Scharfe Töne im Antisemitismus-Streit
7. Januar 2004Zu tiefer Verstimmung und gegenseitigen Beschuldigungen zwischen der EU-Kommission und jüdischen Verbänden ist es gekommen, nachdem Kommissionspräsident Romano Prodi am Dienstag (7.1.2004) überraschend bekannt gab, dass die Abhaltung eines gemeinsamen Seminars über Antisemitismus in Europa auf unbestimmte Zeit verschoben, wenn nicht sogar überhaupt gestrichen würde. Die Veranstaltung, die im Februar hätte stattfinden sollen, war von der Kommission in Zusammenarbeit mit dem Jüdischen Weltkongress geplant worden. Zuvor hatten Untersuchungen ergeben, dass antijüdische Übergriffe und andere Erscheinungsformen des Antisemitismus in Europa in letzter Zeit ein zumindest für die letzten Jahre unvergleichbares Ausmaß angenommen haben.
Absage mit offenem Brief begründet
Statt mit dem Seminar gegenseitige Irritationen auszuräumen, ist es nun erst recht zum Knall gekommen. Der Präsident der EU-Kommission, Romano Prodi, begründete die Absage des Seminars mit einem offenen Brief, den die Vorsitzenden des Jüdischen Weltkongresses, Edgar Bronfman, und des Europäischen Jüdischen Kongresses, Coby Benatoff, in der "Financial Times" veröffentlichen ließen. Hierin warfen beide der EU vor, es "an gutem Willen und Anstand mangeln" zu lassen.
Der Vorwurf: Die EU habe einerseits eine Umfrage veröffentlicht, in der Israel von einer Mehrheit der befragten Europäer als "größte Gefahr für den Weltfrieden" bezeichnet wurde. Andererseits aber hätten die Europäer die Publizierung einer Untersuchung verhindern wollen, in der von wachsendem Antisemitismus in Europa berichtet wurde.

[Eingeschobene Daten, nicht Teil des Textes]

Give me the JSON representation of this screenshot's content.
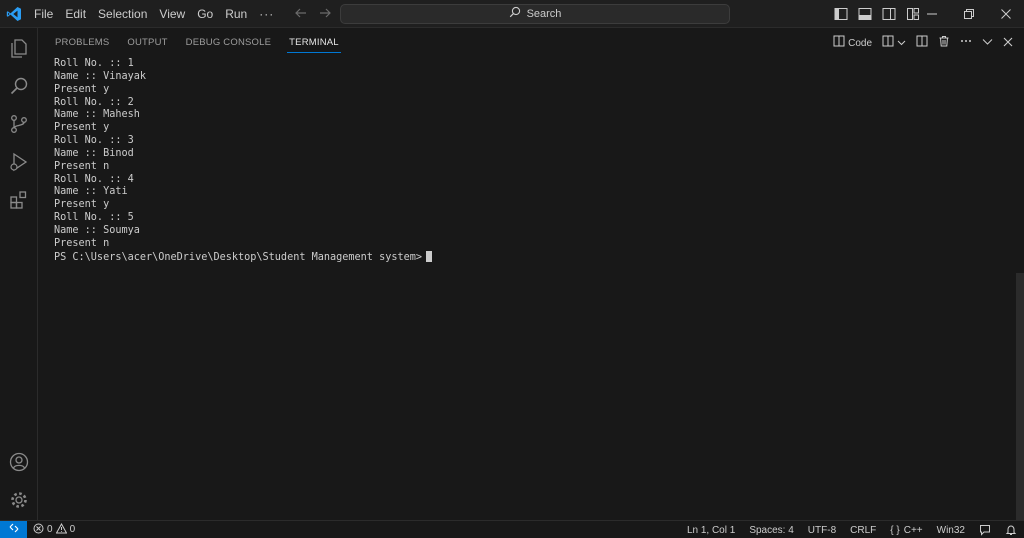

Vorwurf: "Intellektueller Verrat"
Während die jüdischen Funktionäre der EU "intellektuellen Verrat und moralische Unaufrichtigkeit" vorwerfen und ihr unterstellen, solch selektiver Umgang mit den Themen Juden, Antisemitismus und Israel zeuge von politischer Motivation, verwahrt sich Kommissionspräsident Prodi gegen solch einen Vorwurf. Er sei "überrascht und schockiert" - und er habe nicht glauben wollen, dass die beiden Verbandspräsidenten solch einen Brief verfassen könnten. Nachdem dies aber geschehen sei, bleibe ihm nichts anderes übrig, als die Vorbereitungen zu dem geplanten Seminar abzubrechen.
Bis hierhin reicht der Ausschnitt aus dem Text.